Disasterpiece Theater. Come along for the ride.
It started out innocently enough:
I found a recipe in an old cookbook of mine called “Simply Tuscan” for Butternut Squash Soup (I know, I know. I said I would not succumb to the temptation of making butternut soup ever again. But this was was different. I swear) with Kale and Farro.
I didn’t have any farro. I did have a big bag of millet that I’ve had for, oh… I don’t know, two years? Three years? I really need to use up this damn millet! When I googled “farro substitutes” I learned that barley is the best thing to use.
I did have barley… but I had just used a boatload of barley last week! I wanted to use the millet. And millet, I did.
I was bubbling with confidence, coming off two recent “winging-it” home runs. The kale soup from last week was AMAZING and this would be TOO!
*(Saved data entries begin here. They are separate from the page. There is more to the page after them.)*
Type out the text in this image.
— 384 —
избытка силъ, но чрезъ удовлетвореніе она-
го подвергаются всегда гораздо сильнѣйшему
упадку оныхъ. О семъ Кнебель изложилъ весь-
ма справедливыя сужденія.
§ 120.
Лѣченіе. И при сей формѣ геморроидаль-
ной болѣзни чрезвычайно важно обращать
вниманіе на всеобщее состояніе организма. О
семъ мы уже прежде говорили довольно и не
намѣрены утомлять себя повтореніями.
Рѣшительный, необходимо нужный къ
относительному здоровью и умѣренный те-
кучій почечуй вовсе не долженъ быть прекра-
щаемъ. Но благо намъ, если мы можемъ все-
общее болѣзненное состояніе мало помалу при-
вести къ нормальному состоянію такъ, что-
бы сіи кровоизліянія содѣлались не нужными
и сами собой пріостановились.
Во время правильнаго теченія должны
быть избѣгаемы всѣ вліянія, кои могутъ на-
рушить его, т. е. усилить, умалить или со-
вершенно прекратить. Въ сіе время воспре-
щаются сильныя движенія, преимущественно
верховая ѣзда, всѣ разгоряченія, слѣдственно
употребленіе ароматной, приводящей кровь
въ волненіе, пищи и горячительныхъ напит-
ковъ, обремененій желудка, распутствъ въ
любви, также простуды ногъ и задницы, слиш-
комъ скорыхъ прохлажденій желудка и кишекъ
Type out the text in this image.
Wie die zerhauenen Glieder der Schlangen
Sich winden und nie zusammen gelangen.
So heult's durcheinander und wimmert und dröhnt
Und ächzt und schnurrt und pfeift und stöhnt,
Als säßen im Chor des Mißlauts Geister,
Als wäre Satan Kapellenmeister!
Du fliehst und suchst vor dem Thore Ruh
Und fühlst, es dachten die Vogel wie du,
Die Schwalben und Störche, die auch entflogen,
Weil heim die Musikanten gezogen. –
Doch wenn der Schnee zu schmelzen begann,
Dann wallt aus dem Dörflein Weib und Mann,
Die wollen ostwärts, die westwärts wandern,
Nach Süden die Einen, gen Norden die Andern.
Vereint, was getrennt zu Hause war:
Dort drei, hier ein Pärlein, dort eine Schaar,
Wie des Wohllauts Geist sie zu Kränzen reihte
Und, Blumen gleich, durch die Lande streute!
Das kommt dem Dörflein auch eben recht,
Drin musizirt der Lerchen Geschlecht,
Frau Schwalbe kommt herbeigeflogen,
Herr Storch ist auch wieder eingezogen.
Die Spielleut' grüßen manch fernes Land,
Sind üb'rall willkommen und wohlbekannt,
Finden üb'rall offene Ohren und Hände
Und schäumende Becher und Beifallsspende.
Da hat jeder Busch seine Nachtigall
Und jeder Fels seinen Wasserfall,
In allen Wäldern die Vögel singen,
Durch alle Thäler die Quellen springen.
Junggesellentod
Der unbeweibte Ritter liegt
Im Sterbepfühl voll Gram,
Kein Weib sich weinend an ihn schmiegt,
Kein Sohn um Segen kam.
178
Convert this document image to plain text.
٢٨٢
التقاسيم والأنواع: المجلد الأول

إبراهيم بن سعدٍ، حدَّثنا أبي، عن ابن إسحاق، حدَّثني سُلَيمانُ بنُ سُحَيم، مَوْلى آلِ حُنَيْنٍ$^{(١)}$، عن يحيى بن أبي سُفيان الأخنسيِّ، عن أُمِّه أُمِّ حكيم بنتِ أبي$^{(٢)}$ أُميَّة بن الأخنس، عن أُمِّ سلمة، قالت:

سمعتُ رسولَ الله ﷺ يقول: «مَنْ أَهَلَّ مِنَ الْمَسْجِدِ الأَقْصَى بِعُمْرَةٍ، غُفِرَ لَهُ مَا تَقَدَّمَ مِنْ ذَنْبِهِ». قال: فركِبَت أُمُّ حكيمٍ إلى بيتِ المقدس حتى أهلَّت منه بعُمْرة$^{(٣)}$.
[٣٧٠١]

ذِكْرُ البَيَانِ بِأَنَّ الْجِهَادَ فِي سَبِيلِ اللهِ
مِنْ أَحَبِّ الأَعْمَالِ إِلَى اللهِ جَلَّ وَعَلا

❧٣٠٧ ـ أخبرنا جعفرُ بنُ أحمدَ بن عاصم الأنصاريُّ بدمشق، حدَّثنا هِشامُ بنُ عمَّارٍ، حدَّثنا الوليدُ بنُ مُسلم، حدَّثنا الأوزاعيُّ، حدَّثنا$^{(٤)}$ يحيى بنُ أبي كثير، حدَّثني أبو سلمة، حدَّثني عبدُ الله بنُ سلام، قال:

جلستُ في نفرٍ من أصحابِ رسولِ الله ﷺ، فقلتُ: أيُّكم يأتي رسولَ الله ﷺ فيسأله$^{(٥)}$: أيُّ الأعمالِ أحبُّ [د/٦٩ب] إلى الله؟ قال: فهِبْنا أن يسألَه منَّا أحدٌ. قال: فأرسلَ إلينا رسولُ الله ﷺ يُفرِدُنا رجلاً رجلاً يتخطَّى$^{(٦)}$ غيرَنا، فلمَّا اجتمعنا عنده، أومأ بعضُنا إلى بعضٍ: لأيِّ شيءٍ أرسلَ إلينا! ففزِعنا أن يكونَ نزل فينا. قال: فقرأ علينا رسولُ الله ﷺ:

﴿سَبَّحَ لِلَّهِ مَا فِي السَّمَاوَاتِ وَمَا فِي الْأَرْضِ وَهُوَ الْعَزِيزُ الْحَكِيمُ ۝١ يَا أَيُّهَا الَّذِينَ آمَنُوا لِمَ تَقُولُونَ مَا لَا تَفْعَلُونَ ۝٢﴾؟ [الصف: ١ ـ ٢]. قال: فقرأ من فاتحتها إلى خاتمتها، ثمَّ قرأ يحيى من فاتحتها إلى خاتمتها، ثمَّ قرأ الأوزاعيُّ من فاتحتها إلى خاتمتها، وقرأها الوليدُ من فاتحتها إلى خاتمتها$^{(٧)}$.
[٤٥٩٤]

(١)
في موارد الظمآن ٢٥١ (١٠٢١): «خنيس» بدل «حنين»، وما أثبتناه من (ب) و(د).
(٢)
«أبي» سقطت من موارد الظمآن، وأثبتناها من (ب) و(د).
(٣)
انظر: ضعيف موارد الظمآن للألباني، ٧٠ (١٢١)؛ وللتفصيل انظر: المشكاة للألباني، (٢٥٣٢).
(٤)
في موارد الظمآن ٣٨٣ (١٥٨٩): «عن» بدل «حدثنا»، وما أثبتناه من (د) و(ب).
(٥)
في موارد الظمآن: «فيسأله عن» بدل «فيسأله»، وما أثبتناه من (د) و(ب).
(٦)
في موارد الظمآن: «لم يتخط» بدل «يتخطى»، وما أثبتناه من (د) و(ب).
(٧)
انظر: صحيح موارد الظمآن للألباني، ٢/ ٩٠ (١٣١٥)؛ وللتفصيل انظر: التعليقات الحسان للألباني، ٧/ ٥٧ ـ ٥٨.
It was simple to throw together and I left it to simmer on the stove for 40 minutes…
…while I took the wild indians for a walk in the deep snow to wear them out.
When I came back in the house, it smelled WONDERFUL!
“Hopefully,” I thought to myself, “There will be enough to bring to the family from church that I am signed up to make dinner for tomorrow.”
Oh, there was enough alright.
The millet had expanded like little pellets of popcorn, pushing the lid of the Le Cruset pan ajar. (The photo above is only after I cleaned up the mess.)
Undaunted, I transferred the bulk of it to a larger pot and a different, unblemished burner, and added more water. More seasoning. More water…
Lots more water.
I now had used over 16 cups of water spanning two large soup pots. If there was fear I wouldn’t have enough to share, those fears were now extinguished.
The problem was, it just wasn’t all that good.
So I figured I would puree at least some of it. You know, to give it the unctuous, silky texture.
In my mind, it was to be a pale, creamy yellow from the squash and potatoes. Not pea green.
Back to plan A.
Dave wasn’t home and Charlie was at Robotics class, so I decided to have some fun with Morgan and promptly called her down to dinner. Here you go, hon:
If that was tomatillo salsa, I’d be all over it. But it isn’t.
She never believed me for a second. She’s just no fun anymore. I’m going to have to adopt some new, naive kids so I can have some real fun again.
After she rolled her eyes at me and headed back upstairs to spend some more time with the straightening iron, I sat down to my Plan A bowl, thoughtfully ladled into the ugliest bowl I own.
And, I made a decision.
I, Jennie Menke, would throw this abomination away. Yes. You heard me right. I am going to throw it away!
And I did. All 20 pounds of it.
I have never done anything like that before.
And that is how my kid’s ended up eating at my least favorite fast food restaurant:
While I contemplated this:
Some more of this:
While cleaning this:
Millet, we shall meet again.
(But maybe not for another couple years. After I have my strength back.)